Artikel in gekürzter Form:
BLAUBEUREN. Eine schmale, steile Straße führt den Berg hinauf, vorbei an schmucklosen zweistöckigen Mietshäusern aus den 20er-Jahren. „Entstanden in schwerer Zeit, als Armut und Bedrängnis im Vaterland herrschte“, steht auf einer beigefarbenen Marmorplatte an einem der Gebäude.
Dahinter stehen einige Einfamilienhäuser. Dass sie aus besseren Zeiten stammen, lässt sich nur erahnen. So schlicht und unauffällig kommen sie daher, einige ducken sich hinter hohen Hecken.

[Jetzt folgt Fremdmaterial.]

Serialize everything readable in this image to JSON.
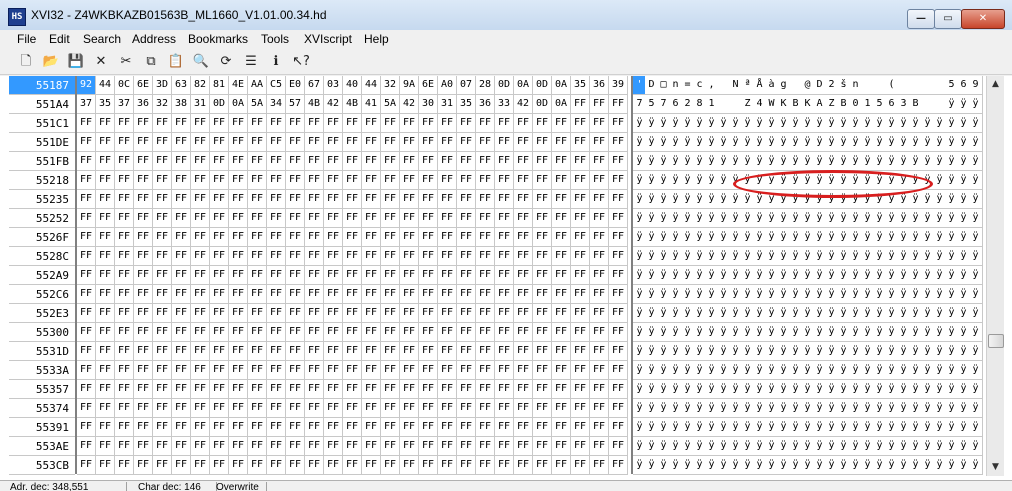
{
  "window": {
    "title": "XVI32 - Z4WKBKAZB01563B_ML1660_V1.01.00.34.hd",
    "app_icon_text": "HS",
    "min_glyph": "—",
    "max_glyph": "▭",
    "close_glyph": "✕"
  },
  "menu": [
    "File",
    "Edit",
    "Search",
    "Address",
    "Bookmarks",
    "Tools",
    "XVIscript",
    "Help"
  ],
  "toolbar": {
    "icons": [
      {
        "name": "new-file-icon",
        "glyph": "🗋"
      },
      {
        "name": "open-folder-icon",
        "glyph": "📂"
      },
      {
        "name": "save-icon",
        "glyph": "💾"
      },
      {
        "name": "close-x-icon",
        "glyph": "✕"
      },
      {
        "name": "cut-icon",
        "glyph": "✂"
      },
      {
        "name": "copy-icon",
        "glyph": "⧉"
      },
      {
        "name": "paste-icon",
        "glyph": "📋"
      },
      {
        "name": "find-icon",
        "glyph": "🔍"
      },
      {
        "name": "replace-icon",
        "glyph": "⟳"
      },
      {
        "name": "properties-icon",
        "glyph": "☰"
      },
      {
        "name": "script-icon",
        "glyph": "ℹ"
      },
      {
        "name": "help-pointer-icon",
        "glyph": "↖?"
      }
    ]
  },
  "editor": {
    "rows": [
      {
        "address": "55187",
        "bytes": [
          "92",
          "44",
          "0C",
          "6E",
          "3D",
          "63",
          "82",
          "81",
          "4E",
          "AA",
          "C5",
          "E0",
          "67",
          "03",
          "40",
          "44",
          "32",
          "9A",
          "6E",
          "A0",
          "07",
          "28",
          "0D",
          "0A",
          "0D",
          "0A",
          "35",
          "36",
          "39"
        ],
        "chars": [
          "'",
          "D",
          "□",
          "n",
          "=",
          "c",
          ",",
          "",
          "N",
          "ª",
          "Å",
          "à",
          "g",
          "",
          "@",
          "D",
          "2",
          "š",
          "n",
          " ",
          "",
          "(",
          "",
          "",
          "",
          "",
          "5",
          "6",
          "9"
        ],
        "selected": true
      },
      {
        "address": "551A4",
        "bytes": [
          "37",
          "35",
          "37",
          "36",
          "32",
          "38",
          "31",
          "0D",
          "0A",
          "5A",
          "34",
          "57",
          "4B",
          "42",
          "4B",
          "41",
          "5A",
          "42",
          "30",
          "31",
          "35",
          "36",
          "33",
          "42",
          "0D",
          "0A",
          "FF",
          "FF",
          "FF"
        ],
        "chars": [
          "7",
          "5",
          "7",
          "6",
          "2",
          "8",
          "1",
          "",
          "",
          "Z",
          "4",
          "W",
          "K",
          "B",
          "K",
          "A",
          "Z",
          "B",
          "0",
          "1",
          "5",
          "6",
          "3",
          "B",
          "",
          "",
          "ÿ",
          "ÿ",
          "ÿ"
        ]
      },
      {
        "address": "551C1",
        "fill": true
      },
      {
        "address": "551DE",
        "fill": true
      },
      {
        "address": "551FB",
        "fill": true
      },
      {
        "address": "55218",
        "fill": true
      },
      {
        "address": "55235",
        "fill": true
      },
      {
        "address": "55252",
        "fill": true
      },
      {
        "address": "5526F",
        "fill": true
      },
      {
        "address": "5528C",
        "fill": true
      },
      {
        "address": "552A9",
        "fill": true
      },
      {
        "address": "552C6",
        "fill": true
      },
      {
        "address": "552E3",
        "fill": true
      },
      {
        "address": "55300",
        "fill": true
      },
      {
        "address": "5531D",
        "fill": true
      },
      {
        "address": "5533A",
        "fill": true
      },
      {
        "address": "55357",
        "fill": true
      },
      {
        "address": "55374",
        "fill": true
      },
      {
        "address": "55391",
        "fill": true
      },
      {
        "address": "553AE",
        "fill": true
      },
      {
        "address": "553CB",
        "fill": true
      }
    ],
    "fill_byte": "FF",
    "fill_char": "ÿ",
    "bytes_per_row": 29
  },
  "scrollbar": {
    "up_glyph": "▲",
    "down_glyph": "▼"
  },
  "status": {
    "adr": "Adr. dec: 348,551",
    "char": "Char dec: 146",
    "mode": "Overwrite"
  },
  "colors": {
    "selection": "#3399ff",
    "annotation": "#d81e1e"
  }
}
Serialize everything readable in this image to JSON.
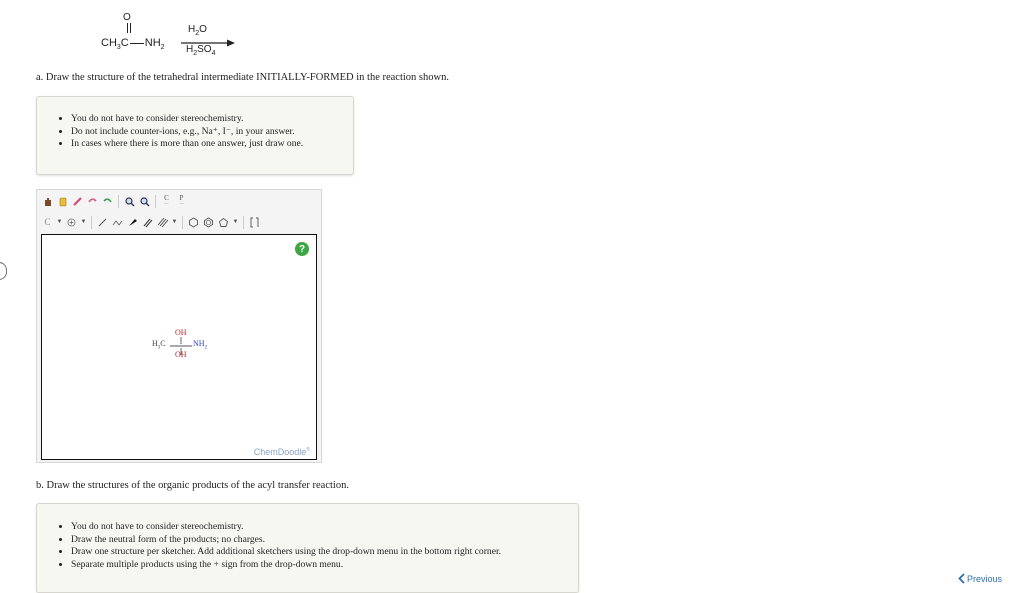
{
  "reaction": {
    "carbonyl_o": "O",
    "substrate_left": "CH",
    "substrate_sub3": "3",
    "substrate_c": "C",
    "substrate_nh": "NH",
    "substrate_sub2": "2",
    "reagent_top": "H",
    "reagent_top_sub": "2",
    "reagent_top_tail": "O",
    "reagent_bottom": "H",
    "reagent_bottom_sub2": "2",
    "reagent_bottom_mid": "SO",
    "reagent_bottom_sub4": "4"
  },
  "part_a": {
    "question": "a. Draw the structure of the tetrahedral intermediate INITIALLY-FORMED in the reaction shown.",
    "hints": [
      "You do not have to consider stereochemistry.",
      "Do not include counter-ions, e.g., Na⁺, I⁻, in your answer.",
      "In cases where there is more than one answer, just draw one."
    ]
  },
  "sketcher": {
    "toolbar_top": [
      "hand-icon",
      "erase-icon",
      "pen-icon",
      "undo-icon",
      "redo-icon",
      "zoom-in-icon",
      "zoom-out-icon",
      "clean-icon",
      "perspective-icon"
    ],
    "perspective_label": "P",
    "clean_label": "C",
    "help_label": "?",
    "brand": "ChemDoodle",
    "brand_mark": "®",
    "molecule": {
      "top": "OH",
      "left": "H",
      "left_sub": "3",
      "left_c": "C",
      "right": "NH",
      "right_sub": "2",
      "bottom": "OH"
    }
  },
  "part_b": {
    "question": "b. Draw the structures of the organic products of the acyl transfer reaction.",
    "hints": [
      "You do not have to consider stereochemistry.",
      "Draw the neutral form of the products; no charges.",
      "Draw one structure per sketcher. Add additional sketchers using the drop-down menu in the bottom right corner.",
      "Separate multiple products using the + sign from the drop-down menu."
    ]
  },
  "nav": {
    "previous": "Previous",
    "previous_icon": "chevron-left-icon"
  }
}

„A. Merckle“ steht auf einem leicht verschmutzten Klingelschild an einem der Häuser oben an der Straße. Stünde dieser Name dort nicht, würde niemand darauf kommen, dass hier in Blaubeuren mitten in der schwäbischen Provinz einer der reichsten Deutschen wohnte. Im Ort selbst wusste es freilich jeder.
Adolf Merckle zog sich gerne in diese bürgerliche Normalität zurück. „Wir sind lieber unter den normalen Leuten, nicht unter den Großkopferten“, soll er mal gesagt haben. So wirkt auch sein Haus. Nichts fällt hier aus dem Rahmen. Alles sieht äußerst überschaubar und durchschnittlich aus. Doch der Eindruck täuscht. Der Bau ist verschachtelt und eine zweite Etage tief in den Hang gebaut. Nur wer das Grundstück umrundet, dem offenbart sich, wie groß und verwinkelt das Gebäude ist.
Der Patriarch, der einst seine Mitarbeiter mit dem Satz „Geld ist immer genug da“ zu neuen Ideen anspornte, brauchte dringend Kapital. Von 700 Millionen bis zu einer Milliarde Euro war die Rede, um die Gläubiger seiner wichtigsten Holdinggesellschaft, der VEW Vermögensverwaltung, zu beruhigen.
Die Banken drängen auf einen Verkauf von Ratiopharm. Die Gründung des Pharmaherstellers in den 70er-Jahren war eines von Adolf Merckles Meisterstücken. Damals stand er noch uneingeschränkt in dem Ruf, ein sparsamer Unternehmer und geschickter Investor zu sein, ein Ausbund an Bodenständigkeit eben. Sein Büro soll er seit Jahrzehnten nicht neu möbliert haben, und er soll stets mit einer Sekretärin auskommen, die halbtags arbeitet. Wenn er mit der Bahn fuhr, dann nur mit Zweite-Klasse-Fahrscheinen.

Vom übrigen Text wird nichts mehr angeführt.